In other words the inches over the target will be less from 5-10 yards from the bow than 20-25 yards from the bow so the arc is not a perfect parabola peaking at exactly midpoint of your point on.
Does this make sense?
Looking at a low coefficient bullet at 500 fps (the lowest I can compute)and a 50 yard zero (again the shortest distance I can compute), mid-range trajectory is highest at 30 and 35 yards. I used a 6" scope height to illustrate this for myself and it points out that bullet or bow, if you sling something at a target, it will necessarily have a curved arc to the target.
You are, in my opinion, correct in your assumptions that the midrange is going to be beyond the halfway point, but as the old (before ballistic calculators) systems implied, mid-range is just that, mid-range, not specifically half way but close enough for government work without the budget.

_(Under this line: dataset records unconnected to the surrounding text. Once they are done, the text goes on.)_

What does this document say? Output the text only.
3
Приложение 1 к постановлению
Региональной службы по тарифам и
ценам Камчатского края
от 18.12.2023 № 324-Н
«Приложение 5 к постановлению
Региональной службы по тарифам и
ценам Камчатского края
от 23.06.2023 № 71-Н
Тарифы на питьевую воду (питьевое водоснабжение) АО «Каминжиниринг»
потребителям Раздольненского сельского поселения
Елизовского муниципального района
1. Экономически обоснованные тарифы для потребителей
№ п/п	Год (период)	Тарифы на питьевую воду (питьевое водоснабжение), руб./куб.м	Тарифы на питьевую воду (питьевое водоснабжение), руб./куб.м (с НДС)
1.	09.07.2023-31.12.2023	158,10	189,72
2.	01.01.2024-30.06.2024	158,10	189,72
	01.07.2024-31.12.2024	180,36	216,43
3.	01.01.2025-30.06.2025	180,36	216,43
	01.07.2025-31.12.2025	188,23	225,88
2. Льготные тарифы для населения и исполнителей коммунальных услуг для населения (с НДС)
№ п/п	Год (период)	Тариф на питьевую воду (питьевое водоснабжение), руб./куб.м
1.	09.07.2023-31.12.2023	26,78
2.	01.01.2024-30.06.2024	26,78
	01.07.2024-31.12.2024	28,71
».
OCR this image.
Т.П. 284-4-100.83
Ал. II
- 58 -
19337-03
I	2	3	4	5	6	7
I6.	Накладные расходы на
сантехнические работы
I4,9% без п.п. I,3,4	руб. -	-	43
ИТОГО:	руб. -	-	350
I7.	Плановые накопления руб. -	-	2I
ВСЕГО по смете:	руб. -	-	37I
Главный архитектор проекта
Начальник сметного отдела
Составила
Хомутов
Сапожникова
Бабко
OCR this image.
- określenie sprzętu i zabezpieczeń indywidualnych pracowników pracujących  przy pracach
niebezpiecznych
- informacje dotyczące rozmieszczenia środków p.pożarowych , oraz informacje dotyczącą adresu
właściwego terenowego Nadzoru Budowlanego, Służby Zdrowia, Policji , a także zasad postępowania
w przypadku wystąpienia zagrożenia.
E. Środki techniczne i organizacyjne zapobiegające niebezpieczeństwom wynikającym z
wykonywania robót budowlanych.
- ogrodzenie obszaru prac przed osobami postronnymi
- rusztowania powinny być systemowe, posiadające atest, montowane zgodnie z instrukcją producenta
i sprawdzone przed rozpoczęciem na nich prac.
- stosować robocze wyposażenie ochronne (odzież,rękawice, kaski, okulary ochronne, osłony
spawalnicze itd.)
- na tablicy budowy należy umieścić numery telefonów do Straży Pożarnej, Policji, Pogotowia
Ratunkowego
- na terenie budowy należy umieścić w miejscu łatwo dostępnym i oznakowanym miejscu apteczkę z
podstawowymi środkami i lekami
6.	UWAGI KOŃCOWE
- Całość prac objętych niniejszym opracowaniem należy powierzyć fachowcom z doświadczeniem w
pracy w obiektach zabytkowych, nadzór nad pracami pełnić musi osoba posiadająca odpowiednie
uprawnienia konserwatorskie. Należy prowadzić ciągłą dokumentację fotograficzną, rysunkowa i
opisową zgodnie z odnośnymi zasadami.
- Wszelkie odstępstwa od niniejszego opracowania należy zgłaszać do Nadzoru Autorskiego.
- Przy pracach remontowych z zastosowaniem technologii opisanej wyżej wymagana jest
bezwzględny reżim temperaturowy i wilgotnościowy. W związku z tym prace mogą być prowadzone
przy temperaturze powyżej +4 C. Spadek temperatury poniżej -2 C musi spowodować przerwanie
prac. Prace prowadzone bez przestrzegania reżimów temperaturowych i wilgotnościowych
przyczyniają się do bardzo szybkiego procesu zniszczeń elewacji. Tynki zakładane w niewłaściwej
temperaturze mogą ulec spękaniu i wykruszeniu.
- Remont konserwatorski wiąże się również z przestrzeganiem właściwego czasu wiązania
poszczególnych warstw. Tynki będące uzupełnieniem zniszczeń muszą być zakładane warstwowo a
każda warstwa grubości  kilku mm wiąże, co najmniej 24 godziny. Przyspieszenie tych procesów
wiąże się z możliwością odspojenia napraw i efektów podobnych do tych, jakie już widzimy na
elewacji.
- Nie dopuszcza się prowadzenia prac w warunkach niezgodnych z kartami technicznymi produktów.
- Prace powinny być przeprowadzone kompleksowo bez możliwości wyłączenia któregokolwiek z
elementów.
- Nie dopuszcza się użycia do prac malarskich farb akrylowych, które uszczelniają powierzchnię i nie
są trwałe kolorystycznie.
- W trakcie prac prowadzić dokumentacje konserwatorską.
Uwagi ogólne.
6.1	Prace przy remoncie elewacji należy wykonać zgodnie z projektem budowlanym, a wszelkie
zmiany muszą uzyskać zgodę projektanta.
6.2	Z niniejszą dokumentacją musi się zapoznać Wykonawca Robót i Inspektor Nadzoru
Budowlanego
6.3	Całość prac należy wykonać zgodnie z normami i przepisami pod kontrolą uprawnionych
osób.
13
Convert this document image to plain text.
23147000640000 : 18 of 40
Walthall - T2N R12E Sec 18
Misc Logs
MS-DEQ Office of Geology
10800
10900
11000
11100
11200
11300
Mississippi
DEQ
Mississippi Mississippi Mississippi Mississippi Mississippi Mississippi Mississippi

While I was playing games with myself in the neibhors guava patch years ago with wood arrows, I come to conclusion that it didn't matter that midrange was 4 yards beyond halfway or 6 yards beyond halfway, they still got tangled up with lower hanging branches... The only way to have solved that pesky parabola, was to increase the speed of the slingee... and alas... the desired limitations of the longbow prevail and I moved on to clearer pathways.
Not to be disagreeable, but you are correct in the reduced acceleration towards the target, but that isn't a result of increased drag. Drag is a function of speed in air and as the arrow slows down, so too does the drag effect or coefficient might be proper... the increased drag at the launch being greatly of influence of the decelerated values later on...
As for arrow acceleration, I'm not certain, but I think that once the arrow leaves the string, acceleration is fini... and thus it's all deceleration from there I think.